Research led by Alison Carr-Chellman of Penn State's College of Education is bringing-often ignored perspectives into policy discussions about the future of the country's schools.

by David Price (October 2010)

carr-chellman_sml.jpgUniversity Park, Pa. -- Important voices are missing from the tables where policies for the future of schooling are made, observes Alison Carr-Chellman, professor of instructional systems in Penn State's College of Education. To help bring absent voices to the table, Carr-Chellman and her research team launched The Unheard Voices Project, which is assessing four primary populations: prisoners, homeless, migrant workers, and working poor.

The prisoner and homeless population studies are complete: the prison study being published in the International Journal of Educational Reform, the homeless study being presented in Poland to the European Sociological Association. The homeless study spawned a complementary dissertation focusing on homeless veterans by David Magolis. Also on the research team are Husra Gursoy, Luis Almeida, and Brian Beabout.

"The notion isn't to create or design a school that would suit prisoners or homeless," notes Carr-Chellman, "but rather to simply hear them, to make others aware of their existence and that they, too, have ideas about how schools can change."

Prisoners, she says, had some poignant things to say about making schools better places. Topping their priority list was ensuring that the places where education happens are safe; they cited many negative experiences with safety issues in their own educational settings. Both prisoners and veterans wanted uniforms and more structure in schools, as well.

All three of the populations—homeless, homeless veterans, and prisoners—were negative about using the moniker "special education" and the associated peer labeling.

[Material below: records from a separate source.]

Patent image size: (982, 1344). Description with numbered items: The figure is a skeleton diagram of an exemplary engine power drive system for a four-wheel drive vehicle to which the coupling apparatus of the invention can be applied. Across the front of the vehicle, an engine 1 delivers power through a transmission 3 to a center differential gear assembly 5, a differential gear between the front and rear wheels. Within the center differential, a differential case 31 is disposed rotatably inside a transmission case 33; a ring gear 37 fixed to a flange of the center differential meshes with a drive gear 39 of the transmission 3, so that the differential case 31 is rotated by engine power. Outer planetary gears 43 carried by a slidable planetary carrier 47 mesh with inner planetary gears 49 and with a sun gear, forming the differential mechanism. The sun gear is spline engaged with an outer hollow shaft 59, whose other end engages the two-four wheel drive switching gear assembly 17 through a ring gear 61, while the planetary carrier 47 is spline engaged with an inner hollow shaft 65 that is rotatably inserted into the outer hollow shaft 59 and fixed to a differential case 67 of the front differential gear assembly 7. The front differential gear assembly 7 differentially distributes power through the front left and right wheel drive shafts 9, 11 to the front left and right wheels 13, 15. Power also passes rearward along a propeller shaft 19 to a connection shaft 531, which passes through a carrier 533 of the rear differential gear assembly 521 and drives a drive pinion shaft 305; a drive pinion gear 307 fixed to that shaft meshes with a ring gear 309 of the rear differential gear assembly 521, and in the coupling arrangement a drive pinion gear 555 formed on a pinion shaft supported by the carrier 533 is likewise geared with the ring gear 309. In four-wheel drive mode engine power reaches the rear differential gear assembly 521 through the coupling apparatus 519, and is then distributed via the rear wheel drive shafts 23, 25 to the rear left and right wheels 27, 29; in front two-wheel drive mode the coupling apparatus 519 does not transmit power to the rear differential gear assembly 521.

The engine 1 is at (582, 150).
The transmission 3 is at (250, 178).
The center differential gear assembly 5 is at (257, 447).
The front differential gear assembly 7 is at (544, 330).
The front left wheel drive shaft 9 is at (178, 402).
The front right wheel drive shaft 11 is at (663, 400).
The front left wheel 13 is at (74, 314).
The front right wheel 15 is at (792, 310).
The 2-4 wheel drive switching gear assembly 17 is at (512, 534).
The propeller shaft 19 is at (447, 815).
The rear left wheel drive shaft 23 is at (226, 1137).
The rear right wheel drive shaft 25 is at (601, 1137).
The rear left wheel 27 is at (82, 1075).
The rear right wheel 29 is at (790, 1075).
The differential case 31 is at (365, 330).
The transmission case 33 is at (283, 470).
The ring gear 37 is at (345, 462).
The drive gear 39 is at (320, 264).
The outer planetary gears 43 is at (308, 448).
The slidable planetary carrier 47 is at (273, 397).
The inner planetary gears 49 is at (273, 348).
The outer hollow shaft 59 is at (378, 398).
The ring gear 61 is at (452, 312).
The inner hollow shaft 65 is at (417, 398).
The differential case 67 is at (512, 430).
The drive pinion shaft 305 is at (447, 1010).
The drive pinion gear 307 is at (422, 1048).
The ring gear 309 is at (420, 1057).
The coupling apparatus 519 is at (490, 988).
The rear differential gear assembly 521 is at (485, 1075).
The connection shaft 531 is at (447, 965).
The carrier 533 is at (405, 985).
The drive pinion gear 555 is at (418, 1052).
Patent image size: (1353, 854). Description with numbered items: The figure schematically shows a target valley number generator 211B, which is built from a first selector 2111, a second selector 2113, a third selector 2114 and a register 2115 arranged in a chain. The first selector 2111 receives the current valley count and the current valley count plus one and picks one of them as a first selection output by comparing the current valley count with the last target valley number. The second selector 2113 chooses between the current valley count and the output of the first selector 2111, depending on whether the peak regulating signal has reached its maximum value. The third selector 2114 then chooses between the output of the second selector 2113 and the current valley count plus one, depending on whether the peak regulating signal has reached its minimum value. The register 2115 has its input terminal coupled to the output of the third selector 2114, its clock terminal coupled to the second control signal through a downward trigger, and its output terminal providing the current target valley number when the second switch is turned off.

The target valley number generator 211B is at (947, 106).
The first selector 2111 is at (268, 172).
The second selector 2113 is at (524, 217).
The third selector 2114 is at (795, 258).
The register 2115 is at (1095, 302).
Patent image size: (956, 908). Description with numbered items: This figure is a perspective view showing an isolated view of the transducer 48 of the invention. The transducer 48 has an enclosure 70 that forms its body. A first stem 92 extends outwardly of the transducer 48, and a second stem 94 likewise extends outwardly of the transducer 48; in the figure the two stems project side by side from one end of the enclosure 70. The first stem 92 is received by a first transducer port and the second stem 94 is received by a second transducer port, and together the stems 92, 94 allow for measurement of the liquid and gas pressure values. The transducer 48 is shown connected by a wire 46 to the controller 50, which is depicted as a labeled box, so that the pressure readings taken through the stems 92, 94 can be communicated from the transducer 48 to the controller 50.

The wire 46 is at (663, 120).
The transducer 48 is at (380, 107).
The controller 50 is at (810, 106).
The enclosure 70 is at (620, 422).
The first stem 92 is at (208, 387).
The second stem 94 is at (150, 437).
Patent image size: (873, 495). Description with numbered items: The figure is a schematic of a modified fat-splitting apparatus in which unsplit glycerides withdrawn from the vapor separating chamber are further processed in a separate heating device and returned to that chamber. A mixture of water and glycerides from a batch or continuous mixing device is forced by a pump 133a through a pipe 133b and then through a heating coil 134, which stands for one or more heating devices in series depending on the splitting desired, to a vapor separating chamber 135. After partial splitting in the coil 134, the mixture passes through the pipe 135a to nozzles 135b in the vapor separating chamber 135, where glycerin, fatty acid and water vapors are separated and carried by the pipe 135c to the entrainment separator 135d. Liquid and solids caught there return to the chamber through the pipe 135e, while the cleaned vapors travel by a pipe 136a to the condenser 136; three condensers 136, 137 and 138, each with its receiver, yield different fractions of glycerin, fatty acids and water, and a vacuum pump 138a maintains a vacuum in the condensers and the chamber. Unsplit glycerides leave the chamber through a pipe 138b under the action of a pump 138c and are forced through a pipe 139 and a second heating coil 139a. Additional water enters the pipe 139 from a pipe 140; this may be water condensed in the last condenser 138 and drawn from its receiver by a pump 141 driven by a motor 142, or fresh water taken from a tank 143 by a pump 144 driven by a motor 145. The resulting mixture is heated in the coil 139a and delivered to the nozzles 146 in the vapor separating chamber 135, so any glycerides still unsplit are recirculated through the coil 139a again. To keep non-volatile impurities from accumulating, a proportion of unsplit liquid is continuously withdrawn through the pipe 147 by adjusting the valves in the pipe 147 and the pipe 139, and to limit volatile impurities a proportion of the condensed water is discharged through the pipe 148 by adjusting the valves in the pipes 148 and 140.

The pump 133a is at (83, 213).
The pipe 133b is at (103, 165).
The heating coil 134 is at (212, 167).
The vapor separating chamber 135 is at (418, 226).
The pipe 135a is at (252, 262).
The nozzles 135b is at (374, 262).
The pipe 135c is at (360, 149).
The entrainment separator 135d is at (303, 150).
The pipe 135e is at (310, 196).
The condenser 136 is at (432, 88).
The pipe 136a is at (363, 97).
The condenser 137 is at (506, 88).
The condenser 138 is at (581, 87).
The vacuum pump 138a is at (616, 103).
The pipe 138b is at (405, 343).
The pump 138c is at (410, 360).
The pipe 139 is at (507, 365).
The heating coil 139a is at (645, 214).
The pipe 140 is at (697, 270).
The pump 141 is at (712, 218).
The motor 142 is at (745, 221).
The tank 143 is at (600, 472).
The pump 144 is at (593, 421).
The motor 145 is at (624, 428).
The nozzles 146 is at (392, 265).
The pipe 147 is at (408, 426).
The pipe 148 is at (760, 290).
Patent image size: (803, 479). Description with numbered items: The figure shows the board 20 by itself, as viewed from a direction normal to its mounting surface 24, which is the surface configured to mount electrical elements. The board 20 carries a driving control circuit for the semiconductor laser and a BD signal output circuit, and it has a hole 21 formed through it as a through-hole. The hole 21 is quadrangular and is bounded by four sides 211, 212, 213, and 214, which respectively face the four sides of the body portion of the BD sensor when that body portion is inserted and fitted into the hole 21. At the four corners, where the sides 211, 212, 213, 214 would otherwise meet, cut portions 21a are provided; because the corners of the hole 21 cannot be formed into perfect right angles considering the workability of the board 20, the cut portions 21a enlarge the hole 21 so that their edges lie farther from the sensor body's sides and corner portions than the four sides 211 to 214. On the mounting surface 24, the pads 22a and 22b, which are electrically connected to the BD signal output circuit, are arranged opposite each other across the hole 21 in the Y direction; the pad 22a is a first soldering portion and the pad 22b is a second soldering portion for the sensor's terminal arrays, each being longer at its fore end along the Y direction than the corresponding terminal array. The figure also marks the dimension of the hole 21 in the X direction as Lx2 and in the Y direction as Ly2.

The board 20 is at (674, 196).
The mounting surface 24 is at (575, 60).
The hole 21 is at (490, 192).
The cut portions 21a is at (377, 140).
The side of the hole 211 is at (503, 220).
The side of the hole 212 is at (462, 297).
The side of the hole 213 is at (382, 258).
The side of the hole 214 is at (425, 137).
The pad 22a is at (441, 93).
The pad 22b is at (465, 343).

Additionally, they stated that the primary changes they would like to see were, in their words, to have caring teachers in all classrooms, to have teachers who are willing to give extra help and go beyond their paychecks and job requirements, and to really teach.

As voices not heard at education policy tables, the needs they identified stand in stark contrast to the more constructivist and problem-based, learning-oriented reforms of research or policy-based conversations.

"This has been among one of the most rewarding projects I've ever worked on," Carr-Chellman says. "My hope is that more and more people will learn of the project, and the voices will become increasingly amplified."